Property/crop damage units use exponents in PROPDMGEXP / CROPDMGEXP. Following common practice, we interpret H=10², K=10³, M=10⁶, B=10⁹; digits 0–9 as 10^digit; blanks and other symbols as 1.
# Create a function to convert exponents to numeric multipliers
exp_to_num <- function(exp) {
ifelse(exp %in% c('k', 'K'), 1e3,
ifelse(exp %in% c('m', 'M'), 1e6,
ifelse(exp %in% c('b', 'B'), 1e9, 1)))
}
# Compute damage in numeric form
dt$PROPDMG_num <- dt$PROPDMG * exp_to_num(dt$PROPDMGEXP)

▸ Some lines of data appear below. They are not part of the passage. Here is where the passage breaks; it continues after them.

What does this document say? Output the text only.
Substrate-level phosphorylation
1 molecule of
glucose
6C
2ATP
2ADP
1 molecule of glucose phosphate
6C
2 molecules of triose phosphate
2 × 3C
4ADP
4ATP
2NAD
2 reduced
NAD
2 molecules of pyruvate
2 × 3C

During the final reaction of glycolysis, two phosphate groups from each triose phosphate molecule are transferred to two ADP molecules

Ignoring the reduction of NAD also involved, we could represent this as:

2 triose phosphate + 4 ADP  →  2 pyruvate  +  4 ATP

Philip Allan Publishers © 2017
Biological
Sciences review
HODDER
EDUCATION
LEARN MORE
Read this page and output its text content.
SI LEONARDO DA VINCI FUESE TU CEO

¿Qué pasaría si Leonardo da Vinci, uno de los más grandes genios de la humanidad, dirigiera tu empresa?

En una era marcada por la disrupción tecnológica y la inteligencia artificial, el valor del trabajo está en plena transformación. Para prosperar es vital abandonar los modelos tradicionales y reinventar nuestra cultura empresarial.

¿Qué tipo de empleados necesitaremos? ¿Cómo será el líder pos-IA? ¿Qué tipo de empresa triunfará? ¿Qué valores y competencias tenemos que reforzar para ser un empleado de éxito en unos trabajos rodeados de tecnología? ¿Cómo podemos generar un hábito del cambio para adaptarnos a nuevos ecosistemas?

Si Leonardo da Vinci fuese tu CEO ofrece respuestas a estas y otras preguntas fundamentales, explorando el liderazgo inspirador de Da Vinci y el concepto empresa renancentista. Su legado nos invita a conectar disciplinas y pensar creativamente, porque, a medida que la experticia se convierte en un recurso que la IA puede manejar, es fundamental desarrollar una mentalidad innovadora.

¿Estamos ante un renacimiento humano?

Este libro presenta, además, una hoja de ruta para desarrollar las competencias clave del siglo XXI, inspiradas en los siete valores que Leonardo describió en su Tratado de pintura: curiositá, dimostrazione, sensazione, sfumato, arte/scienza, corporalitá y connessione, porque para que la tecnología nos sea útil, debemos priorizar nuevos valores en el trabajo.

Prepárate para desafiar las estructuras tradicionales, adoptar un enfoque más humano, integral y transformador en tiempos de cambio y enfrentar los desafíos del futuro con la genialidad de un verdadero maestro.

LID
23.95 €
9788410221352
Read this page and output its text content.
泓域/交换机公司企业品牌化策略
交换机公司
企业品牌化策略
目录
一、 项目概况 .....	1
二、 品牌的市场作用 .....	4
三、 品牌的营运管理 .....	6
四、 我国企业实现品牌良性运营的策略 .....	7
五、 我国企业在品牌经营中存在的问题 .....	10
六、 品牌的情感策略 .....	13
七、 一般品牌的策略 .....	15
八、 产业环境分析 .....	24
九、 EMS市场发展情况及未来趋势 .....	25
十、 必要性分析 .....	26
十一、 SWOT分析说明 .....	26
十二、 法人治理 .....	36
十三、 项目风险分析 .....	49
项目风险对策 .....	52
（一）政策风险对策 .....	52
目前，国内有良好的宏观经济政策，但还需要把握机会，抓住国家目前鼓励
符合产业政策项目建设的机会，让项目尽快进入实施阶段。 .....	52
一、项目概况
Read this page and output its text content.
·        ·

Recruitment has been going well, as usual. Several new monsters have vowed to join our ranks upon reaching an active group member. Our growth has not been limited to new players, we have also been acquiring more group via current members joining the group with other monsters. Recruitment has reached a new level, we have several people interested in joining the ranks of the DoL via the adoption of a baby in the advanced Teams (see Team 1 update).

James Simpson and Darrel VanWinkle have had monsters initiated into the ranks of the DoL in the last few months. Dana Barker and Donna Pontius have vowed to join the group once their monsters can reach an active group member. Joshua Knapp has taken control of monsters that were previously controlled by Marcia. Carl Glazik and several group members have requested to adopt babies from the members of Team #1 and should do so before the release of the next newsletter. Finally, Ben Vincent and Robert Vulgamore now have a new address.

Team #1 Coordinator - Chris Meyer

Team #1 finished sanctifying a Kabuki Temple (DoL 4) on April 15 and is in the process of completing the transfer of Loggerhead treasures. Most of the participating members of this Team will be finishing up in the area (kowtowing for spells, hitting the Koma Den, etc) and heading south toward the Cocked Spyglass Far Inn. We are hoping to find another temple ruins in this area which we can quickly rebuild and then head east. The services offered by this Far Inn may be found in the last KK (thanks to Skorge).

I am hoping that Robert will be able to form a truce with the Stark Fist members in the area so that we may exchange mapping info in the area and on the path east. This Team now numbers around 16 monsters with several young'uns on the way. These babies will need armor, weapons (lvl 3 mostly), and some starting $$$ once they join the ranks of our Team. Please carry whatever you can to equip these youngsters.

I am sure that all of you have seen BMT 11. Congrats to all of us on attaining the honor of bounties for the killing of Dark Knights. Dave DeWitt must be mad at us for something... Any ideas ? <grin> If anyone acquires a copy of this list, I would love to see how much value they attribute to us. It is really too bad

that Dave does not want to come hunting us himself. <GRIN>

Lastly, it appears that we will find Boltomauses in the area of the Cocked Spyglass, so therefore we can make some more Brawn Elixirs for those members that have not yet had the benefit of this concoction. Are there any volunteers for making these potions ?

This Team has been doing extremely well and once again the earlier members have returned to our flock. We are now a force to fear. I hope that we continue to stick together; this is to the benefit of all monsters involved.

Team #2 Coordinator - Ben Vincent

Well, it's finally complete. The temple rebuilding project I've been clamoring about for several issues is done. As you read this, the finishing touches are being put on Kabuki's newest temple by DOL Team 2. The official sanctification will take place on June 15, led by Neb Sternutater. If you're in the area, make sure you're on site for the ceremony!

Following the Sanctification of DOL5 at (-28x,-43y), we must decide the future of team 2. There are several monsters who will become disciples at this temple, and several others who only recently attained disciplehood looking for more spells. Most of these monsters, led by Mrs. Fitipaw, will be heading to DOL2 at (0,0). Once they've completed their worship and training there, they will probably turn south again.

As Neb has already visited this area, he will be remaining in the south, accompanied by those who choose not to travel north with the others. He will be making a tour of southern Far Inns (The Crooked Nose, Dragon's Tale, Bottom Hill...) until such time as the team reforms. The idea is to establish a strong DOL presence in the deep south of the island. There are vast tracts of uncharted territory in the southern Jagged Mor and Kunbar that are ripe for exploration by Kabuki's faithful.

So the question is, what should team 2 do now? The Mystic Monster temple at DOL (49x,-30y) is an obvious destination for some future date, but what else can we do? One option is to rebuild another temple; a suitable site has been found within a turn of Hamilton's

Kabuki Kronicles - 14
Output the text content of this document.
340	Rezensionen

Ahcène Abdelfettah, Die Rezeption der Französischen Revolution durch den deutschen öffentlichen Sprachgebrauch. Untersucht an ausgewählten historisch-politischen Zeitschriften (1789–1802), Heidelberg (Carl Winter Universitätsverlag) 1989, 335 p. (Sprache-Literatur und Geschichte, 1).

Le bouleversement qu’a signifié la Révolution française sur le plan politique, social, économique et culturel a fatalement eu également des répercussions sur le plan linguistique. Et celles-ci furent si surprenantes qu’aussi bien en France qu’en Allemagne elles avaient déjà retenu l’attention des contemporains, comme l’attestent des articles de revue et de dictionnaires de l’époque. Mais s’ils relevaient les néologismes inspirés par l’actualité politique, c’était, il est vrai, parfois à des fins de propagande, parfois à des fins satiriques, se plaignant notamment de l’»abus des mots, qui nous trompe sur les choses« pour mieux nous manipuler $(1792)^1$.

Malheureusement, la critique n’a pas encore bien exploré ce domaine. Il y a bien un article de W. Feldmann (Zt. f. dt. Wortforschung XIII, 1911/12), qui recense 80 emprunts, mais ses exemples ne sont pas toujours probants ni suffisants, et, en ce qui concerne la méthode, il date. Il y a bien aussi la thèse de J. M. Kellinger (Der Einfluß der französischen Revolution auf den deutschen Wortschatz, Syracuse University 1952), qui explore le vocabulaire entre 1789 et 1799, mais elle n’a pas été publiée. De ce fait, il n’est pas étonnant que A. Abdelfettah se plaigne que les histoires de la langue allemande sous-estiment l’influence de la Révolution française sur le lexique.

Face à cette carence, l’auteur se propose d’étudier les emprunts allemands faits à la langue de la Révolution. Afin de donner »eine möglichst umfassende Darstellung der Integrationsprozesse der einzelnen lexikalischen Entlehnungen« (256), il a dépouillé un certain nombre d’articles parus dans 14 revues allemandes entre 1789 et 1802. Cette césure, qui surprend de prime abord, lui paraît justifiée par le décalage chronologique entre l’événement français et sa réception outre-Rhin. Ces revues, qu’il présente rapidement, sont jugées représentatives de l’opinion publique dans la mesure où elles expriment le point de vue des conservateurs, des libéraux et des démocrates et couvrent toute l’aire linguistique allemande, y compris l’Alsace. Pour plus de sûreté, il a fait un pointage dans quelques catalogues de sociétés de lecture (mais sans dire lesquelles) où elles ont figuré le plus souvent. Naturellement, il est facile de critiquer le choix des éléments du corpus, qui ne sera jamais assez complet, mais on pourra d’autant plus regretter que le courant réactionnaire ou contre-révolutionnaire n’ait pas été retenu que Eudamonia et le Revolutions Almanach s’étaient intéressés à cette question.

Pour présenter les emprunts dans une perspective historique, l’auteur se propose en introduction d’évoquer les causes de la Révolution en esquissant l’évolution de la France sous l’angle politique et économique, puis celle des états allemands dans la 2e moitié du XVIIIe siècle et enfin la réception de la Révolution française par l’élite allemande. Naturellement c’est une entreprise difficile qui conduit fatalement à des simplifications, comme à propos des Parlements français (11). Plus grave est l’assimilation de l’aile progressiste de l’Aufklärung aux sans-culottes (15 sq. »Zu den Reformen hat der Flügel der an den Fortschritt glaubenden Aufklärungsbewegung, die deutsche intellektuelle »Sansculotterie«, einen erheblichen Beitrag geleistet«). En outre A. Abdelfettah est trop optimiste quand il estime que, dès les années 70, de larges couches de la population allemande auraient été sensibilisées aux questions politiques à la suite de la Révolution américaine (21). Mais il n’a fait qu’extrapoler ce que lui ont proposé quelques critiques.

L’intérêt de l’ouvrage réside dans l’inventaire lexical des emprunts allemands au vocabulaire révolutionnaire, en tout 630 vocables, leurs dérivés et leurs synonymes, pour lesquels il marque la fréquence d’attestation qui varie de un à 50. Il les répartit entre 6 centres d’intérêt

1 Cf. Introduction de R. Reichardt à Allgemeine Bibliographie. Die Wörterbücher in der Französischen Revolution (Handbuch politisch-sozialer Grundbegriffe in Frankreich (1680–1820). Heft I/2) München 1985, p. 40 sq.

dt$CROPDMG_num <- dt$CROPDMG * exp_to_num(dt$CROPDMGEXP)
# Total economic damage
dt$TOTALDMG <- dt$PROPDMG_num + dt$CROPDMG_num
# Aggregate economic damage by event type ----
economic_impact <- dt %>%
group_by(EVTYPE) %>%
summarise(
total_damage = sum(TOTALDMG, na.rm = TRUE) # just total
) %>%
arrange(desc(total_damage))
# Top 10 most costly events
top10_econ <- economic_impact %>%
slice_head(n = 10)
# Plot top 10 economic damage events ----
ggplot(top10_econ, aes(x = reorder(EVTYPE, total_damage), y = total_damage / 1e9)) + # in millions
geom_col(fill = "darkgreen") +
coord_flip() +
labs(
title = "Top 10 Storm Events by Economic Damage (USD Billions)",
x = "Event Type",
y = "Total Damage (billions USD)"
) +
theme_minimal(base_size = 12)
Floods, hurricanes, and tornados cause the highest economic losses.